Yitzchak absentmindedly pats her back, but he is focused now, intent on hearing everything the doctor has to say. ‘What else?’ he asks, meeting the doctor’s eyes, urging him to be blunt.
‘As I said, rumours and gossip, none of it good for the Jews. If they come for your children it is the beginning of the end. And working for the Nazis? We have no idea what that means.’
‘What can we do?’ Yitzchak asks. ‘We have already lost everything – our right to work, to feed our families .?.?. What more can they take from us?’
‘If what I’m hearing has any basis in fact, they want your children.’
Chaya sits up straighter. Her face is red, but she isn’t crying. ‘And Livi? Who will protect Livi?’
‘I believe they’re after sixteen-year-olds and older. Livi is fourteen, isn’t she?’
‘She’s fifteen.’
‘Still a baby.’ Dr Kisely smiles. ‘I think Livi will be fine.’
‘And how long will Magda stay in hospital?’ asks Chaya. She turns to her father. ‘She won’t want to go, she won’t want to leave Livi. Don’t you remember, Father, when Cibi left, she made Magda promise she would look after their little sister.’
Yitzchak pats Chaya’s hands. ‘If we are to save her, she must leave, whether she wants to or not.’
‘I think a few days, maybe a week, is all we need. If the rumours are true, it will happen soon, and afterwards, I will bring her home. And Cibi? Where is she?’
‘You know her, she’s off with the Hachshara.’ Chaya doesn’t know what she thinks of the Hachshara, a training programme to teach young people, just like Cibi, the skills necessary to make a new life in Palestine, far away from Slovakia and the war raging in Europe.
‘Still learning how to till the soil?’ the doctor jokes, but neither Chaya or Yitzchak are smiling.
‘If she’s to emigrate, then that’s what she will find when she gets there – lots of fertile land, waiting to be planted,’ says Yitzchak.
But Chaya remains silent, lost in her thoughts. One child in hospital, another young enough to escape the clutches of the Nazis. And the third, Cibi, her eldest, now part of a Zionist youth movement inspired by a mission to create a Jewish homeland, whenever that might be.
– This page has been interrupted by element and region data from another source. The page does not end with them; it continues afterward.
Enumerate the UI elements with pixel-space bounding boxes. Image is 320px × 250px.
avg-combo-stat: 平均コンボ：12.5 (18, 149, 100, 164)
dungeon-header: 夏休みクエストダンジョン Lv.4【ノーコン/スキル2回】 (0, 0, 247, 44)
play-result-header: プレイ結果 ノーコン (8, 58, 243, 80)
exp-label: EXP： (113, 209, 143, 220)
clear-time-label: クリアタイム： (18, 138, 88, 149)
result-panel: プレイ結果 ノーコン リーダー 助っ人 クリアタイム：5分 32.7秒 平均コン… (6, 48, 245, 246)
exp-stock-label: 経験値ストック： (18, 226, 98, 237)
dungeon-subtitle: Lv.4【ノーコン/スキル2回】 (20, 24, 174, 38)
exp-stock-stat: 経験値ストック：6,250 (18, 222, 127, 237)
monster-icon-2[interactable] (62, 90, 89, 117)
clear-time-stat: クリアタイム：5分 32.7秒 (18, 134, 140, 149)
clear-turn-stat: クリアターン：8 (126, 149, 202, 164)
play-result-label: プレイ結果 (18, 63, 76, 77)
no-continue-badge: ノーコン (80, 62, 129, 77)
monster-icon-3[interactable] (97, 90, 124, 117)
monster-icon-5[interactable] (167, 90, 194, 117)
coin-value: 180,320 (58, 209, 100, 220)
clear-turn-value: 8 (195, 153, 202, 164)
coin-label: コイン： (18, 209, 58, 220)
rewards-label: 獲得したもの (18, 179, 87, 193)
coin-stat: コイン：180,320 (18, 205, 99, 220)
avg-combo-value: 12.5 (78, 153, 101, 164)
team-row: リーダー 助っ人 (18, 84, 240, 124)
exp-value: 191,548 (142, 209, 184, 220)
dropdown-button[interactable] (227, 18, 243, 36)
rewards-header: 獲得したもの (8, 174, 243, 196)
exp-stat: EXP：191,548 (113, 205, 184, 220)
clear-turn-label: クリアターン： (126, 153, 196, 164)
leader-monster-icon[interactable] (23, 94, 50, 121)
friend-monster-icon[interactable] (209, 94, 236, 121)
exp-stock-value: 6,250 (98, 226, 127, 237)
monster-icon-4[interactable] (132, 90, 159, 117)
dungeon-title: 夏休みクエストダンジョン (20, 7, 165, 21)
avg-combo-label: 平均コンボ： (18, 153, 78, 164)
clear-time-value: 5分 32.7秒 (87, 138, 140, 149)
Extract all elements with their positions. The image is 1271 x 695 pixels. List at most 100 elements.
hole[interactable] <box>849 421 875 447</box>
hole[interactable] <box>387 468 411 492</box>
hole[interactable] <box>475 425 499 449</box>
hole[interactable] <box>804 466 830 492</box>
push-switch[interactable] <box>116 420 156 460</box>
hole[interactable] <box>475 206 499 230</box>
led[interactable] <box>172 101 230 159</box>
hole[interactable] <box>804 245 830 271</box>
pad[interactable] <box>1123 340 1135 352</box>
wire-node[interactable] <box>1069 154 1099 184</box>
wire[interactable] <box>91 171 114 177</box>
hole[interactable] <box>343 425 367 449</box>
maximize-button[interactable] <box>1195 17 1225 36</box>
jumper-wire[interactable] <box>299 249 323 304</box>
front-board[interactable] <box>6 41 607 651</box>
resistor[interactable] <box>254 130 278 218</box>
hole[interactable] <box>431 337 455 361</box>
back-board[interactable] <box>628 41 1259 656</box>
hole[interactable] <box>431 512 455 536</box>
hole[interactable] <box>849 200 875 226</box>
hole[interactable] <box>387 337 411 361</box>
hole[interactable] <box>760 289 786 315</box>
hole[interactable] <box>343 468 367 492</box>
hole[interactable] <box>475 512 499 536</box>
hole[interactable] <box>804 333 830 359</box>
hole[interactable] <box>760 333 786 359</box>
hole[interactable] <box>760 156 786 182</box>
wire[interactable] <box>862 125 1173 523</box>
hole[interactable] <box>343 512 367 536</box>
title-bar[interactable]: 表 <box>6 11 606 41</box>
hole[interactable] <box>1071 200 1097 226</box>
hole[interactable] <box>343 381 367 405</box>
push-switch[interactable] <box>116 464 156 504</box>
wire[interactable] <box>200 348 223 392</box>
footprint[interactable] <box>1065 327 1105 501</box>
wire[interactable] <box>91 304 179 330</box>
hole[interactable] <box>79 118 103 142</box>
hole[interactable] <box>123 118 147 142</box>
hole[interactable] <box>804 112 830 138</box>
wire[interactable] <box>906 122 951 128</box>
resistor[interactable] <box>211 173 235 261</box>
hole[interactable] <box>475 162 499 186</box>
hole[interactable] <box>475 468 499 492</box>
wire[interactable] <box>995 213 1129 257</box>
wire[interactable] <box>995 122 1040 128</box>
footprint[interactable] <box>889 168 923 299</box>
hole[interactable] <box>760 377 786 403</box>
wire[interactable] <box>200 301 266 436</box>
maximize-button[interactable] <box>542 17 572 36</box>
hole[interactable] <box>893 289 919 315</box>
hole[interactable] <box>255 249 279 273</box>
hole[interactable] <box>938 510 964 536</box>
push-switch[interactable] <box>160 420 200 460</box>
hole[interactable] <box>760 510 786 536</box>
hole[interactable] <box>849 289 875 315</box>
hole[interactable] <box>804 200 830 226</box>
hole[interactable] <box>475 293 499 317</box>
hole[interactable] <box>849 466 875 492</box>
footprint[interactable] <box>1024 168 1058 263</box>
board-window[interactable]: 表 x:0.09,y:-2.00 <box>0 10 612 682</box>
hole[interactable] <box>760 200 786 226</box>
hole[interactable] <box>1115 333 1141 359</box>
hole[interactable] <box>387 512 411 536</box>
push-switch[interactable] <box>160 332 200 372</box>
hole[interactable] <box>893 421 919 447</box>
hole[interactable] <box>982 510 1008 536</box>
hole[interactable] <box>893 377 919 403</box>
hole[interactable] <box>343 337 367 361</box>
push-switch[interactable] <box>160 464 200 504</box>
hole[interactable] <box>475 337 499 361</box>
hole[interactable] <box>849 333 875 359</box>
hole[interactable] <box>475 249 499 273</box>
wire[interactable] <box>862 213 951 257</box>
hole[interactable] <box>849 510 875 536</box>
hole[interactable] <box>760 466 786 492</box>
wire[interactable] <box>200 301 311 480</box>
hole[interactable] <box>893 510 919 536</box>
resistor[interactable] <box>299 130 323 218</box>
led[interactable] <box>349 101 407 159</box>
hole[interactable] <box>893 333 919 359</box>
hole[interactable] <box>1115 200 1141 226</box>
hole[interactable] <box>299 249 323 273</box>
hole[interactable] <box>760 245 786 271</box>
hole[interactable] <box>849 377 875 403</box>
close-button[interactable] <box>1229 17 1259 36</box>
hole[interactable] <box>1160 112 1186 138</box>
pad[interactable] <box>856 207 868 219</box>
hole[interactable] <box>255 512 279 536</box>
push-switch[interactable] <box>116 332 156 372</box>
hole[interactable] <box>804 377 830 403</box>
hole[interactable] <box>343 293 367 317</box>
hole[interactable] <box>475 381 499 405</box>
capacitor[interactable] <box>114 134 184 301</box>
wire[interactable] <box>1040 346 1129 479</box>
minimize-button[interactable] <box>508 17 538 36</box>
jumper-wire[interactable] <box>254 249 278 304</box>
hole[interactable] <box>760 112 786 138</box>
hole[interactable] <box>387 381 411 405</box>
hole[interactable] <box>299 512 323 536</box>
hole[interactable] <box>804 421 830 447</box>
The truth has already dawned on all of them that they need a promised land right now, and the sooner the better. But, Chaya surmises, at least all three of her children are safe, for now.
CHAPTER 2
Forested area outside Vranov nad Topl’ou
March 1942
C
ibi ducks as a piece of bread sails past her head. She scowls at the young man who threw it, but her twinkling eyes tell a different story.
Cibi had not hesitated when the call came, responding eagerly to the desire to forge a new life in a new land. In a clearing in the middle of the woods, away from prying eyes, sleeping huts have been constructed, along with a common room and a kitchen. There, twenty teenagers at a time learn to be self-sufficient, living and working together in a small community, preparing for a new life in the promised land.
The person responsible for this chance is the uncle of one of the boys also undergoing the training. Although he had converted from Judaism to Christianity, Josef’s sympathies still lay with the plight of the Jews in Slovakia, despite his change of faith. A wealthy man, he had acquired a piece of land in the forest on the outskirts of the town, a safe space for the boys and girls to gather to train. Josef has only one rule: every Friday morning everyone was to return home, before the Shabbat, and not return until Sunday.